Maybe I just don\'t see it at the moment, but why does this JSON string fail to parse? It should be valid.
var content = $.parseJSON(\'{\"foobar\" : \"hallo\\\"t
Because you're creating that JSON in a string literal, you need to escape the \
itself:
var content = $.parseJSON('{"foobar" : "hallo\\"tow"}');
console.log(content);
Explanation:
In JSON, "
characters are escaped using \
characters. That makes the following perfectly valid JSON:
{"foobar" : "hallo\"tow"}
Now, in your example, you were constructing this JSON value within a JavaScript string:
'{"foobar" : "hallo\"tow"}'
This introduces a subtle issue, due to the fact that JavaScript strings also escape "
characters with \
characters. That is, the following string literal:
'\"'
... holds the value:
"
Now, applying that to your example again, we find that this string literal:
'{"foobar" : "hallo\"tow"}'
... actually holds the value:
{"foobar" : "hallo"tow"}
As you can see, we've lost our \
. Fortunately, this is easy to work around, as \
characters can also be escaped with \
characters in JavaScript strings, which is what my solution does. So now, the revised string literal:
'{"foobar" : "hallo\\"tow"}'
gets parsed as a string holding the intended value:
{"foobar" : "hallo\"tow"}
... which can then be parsed as properly formatted JSON.

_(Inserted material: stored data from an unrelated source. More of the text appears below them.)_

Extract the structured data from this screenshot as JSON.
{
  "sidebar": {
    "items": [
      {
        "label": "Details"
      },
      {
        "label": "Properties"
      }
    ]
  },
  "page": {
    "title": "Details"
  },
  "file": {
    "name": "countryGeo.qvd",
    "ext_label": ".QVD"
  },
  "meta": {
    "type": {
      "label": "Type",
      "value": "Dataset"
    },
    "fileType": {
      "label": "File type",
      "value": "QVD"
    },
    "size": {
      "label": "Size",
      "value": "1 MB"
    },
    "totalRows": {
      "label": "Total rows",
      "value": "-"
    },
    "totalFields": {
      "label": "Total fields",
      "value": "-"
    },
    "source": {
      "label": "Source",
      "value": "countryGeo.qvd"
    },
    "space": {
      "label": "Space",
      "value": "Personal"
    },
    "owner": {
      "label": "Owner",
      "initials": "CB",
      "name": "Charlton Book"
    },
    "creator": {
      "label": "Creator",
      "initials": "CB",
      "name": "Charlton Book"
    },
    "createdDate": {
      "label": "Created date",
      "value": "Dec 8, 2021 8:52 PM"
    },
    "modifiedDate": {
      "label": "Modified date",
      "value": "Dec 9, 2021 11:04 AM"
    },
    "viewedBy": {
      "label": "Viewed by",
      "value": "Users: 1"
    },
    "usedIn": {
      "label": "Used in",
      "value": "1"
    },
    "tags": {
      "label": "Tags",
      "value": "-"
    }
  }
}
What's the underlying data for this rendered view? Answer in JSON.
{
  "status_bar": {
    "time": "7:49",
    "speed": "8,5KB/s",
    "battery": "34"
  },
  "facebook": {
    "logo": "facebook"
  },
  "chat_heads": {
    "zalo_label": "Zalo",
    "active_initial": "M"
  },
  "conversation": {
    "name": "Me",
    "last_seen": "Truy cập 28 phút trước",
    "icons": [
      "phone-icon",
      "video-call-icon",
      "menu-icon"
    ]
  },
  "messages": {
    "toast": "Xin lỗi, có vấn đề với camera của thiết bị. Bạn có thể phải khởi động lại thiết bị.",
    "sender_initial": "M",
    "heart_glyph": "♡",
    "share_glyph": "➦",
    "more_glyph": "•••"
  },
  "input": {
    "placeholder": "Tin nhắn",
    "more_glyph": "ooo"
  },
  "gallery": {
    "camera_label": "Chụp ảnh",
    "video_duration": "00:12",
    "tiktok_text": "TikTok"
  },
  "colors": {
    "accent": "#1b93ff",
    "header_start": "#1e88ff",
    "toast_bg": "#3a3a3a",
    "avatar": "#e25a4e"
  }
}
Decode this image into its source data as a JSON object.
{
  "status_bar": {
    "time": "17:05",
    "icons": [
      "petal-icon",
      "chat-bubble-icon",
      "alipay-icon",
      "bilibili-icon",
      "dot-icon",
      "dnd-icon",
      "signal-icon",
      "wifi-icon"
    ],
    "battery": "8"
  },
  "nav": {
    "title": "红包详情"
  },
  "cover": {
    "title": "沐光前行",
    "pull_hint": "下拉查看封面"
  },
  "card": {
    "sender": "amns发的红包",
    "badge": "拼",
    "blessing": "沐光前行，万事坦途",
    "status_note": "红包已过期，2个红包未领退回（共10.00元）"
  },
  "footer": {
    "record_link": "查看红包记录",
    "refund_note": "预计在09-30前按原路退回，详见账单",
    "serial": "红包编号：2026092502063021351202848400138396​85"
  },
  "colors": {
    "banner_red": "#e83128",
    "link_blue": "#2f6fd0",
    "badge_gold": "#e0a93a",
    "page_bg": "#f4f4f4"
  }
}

The reason you don't have this issue when reading from a textarea
or as the result of an ajax request is that the JSON value isn't being defined by a string literal. The extra \
is only required due to string literal syntax, and the competition going on for who's going to escape the "
quote first (well, not really a competition... the string literal always wins).